I worked through this program myself, but was reviewing other solutions:
#include<stdio.h>
#define TABINC 8
int main(void)
{
int nb,pos,c;
nb = 0;
pos = 1;
while((c=getchar())!=EOF)
{
if( c == '\t')
{
nb = TABINC - (( pos - 1) % TABINC); // <---- How does this work
while( nb > 0)
{
putchar('#');
++pos;
--nb;
}
}
else if( c == '\n')
{
putchar(c);
pos = 1;
}
else
{
putchar(c);
++pos;
}
}
return 0;
}
I have difficulty understanding how this part works nb = TABINC - (( pos - 1) % TABINC);. Can someone please explain what this is exactly doing step by step?

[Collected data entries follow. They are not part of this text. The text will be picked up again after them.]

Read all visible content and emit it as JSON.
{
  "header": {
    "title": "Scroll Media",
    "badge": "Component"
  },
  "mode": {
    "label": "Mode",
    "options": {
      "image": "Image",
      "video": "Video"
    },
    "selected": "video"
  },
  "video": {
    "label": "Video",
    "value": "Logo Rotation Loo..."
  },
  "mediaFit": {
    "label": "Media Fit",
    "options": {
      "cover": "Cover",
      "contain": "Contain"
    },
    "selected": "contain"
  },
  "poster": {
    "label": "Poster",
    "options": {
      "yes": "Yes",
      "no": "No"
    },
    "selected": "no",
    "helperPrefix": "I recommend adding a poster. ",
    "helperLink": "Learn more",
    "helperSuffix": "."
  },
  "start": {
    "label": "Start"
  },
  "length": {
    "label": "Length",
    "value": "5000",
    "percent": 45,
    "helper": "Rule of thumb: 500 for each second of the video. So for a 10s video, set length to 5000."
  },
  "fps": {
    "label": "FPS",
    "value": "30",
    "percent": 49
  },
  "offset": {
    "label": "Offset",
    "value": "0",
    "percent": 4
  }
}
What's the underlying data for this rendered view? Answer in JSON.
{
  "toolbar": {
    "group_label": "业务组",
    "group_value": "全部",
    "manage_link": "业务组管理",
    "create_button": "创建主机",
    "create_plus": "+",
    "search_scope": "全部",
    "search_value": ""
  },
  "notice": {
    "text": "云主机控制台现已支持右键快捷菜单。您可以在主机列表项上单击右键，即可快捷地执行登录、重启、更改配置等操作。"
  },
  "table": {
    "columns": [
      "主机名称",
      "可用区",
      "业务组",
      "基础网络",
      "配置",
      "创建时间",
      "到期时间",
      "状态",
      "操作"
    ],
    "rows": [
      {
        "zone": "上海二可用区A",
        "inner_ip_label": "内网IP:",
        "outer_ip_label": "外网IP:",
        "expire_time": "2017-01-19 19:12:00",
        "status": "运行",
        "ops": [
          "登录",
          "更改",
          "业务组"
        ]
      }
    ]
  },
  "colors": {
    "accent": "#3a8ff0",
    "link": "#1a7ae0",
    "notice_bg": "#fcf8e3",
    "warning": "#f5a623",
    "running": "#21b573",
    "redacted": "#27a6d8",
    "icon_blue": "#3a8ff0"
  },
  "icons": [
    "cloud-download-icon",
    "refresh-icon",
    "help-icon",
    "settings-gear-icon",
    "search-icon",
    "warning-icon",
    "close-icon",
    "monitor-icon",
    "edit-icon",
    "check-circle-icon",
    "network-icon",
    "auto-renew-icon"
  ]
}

Perhaps walk me through an example?
Thank you.
Consider the following input text:
\tone\ntwo\tthree\nsixteen\tseventeen\teighteen\n
This is what we want it to produce (tabs replaced with ···):
Column: | | | |
123456789012345678901234567890123
Line: 1 ········one
2 two·····three
3 sixteen·seventeen·······eighteen
The number of spaces required for each tab character is always going to be a number from 1 to TABINC (i.e., 8) inclusive. The tabs in the above example are expanded as follows:
Current Next tab No. spaces
column# position required
1 9 8
4 9 5
8 9 1
18 25 7
You should be able to see a pattern here. If we are already at a tab position (1, 9, 17, etc.), we need to add 8 spaces. And in general, if we are n characters past a tab position (where 0 <= n <= 7), then we need to add 8-n spaces.
We can calculate n easily:
n = (pos - 1) % 8
so nb (the number of spaces we need to add) can simply be calculated as follows:
nb = 8 - n
Hence
nb = 8 - ((pos - 1) % 8)
Or, more generally,
nb = TABINC - ((pos - 1) % TABINC)